Williams hopes that local football fans appreciate the team’s efforts and stands by the Warriors as they prepare for the 2013 CONCACAF Gold Cup.
“A lot of people will still say it wasn’t enough but we know to ourselves what we had to go through,” said Williams, “and the long way we’ve come when nobody cared about the team and just about everyone wrote us off. This can only auger well for the future of the national team and football on a whole in Trinidad and Tobago.
“Everybody loves winners and maybe we haven’t achieved the status of champions but this should be an example to us as to what we can achieve if we try to go the extra mile and who knows where we can end up if we get the right support.”
Veteran midfielder and 2006 World Cup survivor Densill Theobald, like Power and Williams, also ended with silver at the 2007 Caribbean Cup in Port of Spain. But he took a philosophical outlook.
“Of course I’m disappointed but I think once we get over this we can look back and feel proud of what we were able to achieve here in Antigua,” said Theobald. “This team can grow from strength if each of us can continue to believe and go forward through belief in God Almighty.”
Joint head coach and former national stand-out Hutson “Barber” Charles believes he is wiser for the experience and, like his charges, is developing rapidly in his post.
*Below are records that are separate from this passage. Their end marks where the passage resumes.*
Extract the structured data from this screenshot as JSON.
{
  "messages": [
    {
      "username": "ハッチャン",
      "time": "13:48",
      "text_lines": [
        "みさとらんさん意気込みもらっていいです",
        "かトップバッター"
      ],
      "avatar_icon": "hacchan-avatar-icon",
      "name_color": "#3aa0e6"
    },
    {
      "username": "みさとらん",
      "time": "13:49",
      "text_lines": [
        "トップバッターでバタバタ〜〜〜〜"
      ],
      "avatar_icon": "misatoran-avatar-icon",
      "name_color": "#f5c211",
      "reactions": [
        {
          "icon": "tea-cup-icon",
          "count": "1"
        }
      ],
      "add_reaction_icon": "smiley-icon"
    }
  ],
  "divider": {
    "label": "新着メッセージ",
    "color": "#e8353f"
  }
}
“It’s been a learning process for (not just) me as a coach but for the team on a whole,” Charles told the TTFF media. “We had our obstacles to face and we took them on one by one; from the issues with getting the team off and running, to dealing with the distractors.
“I’m a much wiser coach at the end of this tournament and I think everyone in the team can say the same as players and members of the staff. All we want now is some support.”
He urged supporters to see the positives of Trinidad and Tobago’s campaign as the Warriors look forward to a brighter 2013.
“I’m still a very proud coach at the end of this tournament,” said Charles. “I’m disappointed that we couldn’t put our hands on the trophy but I think this team deserves every bit of credit for getting this far.
“All I want to see now is the right support for this team from the stakeholders, the sponsors and the Federation going forward to the Gold Cup in 2013.”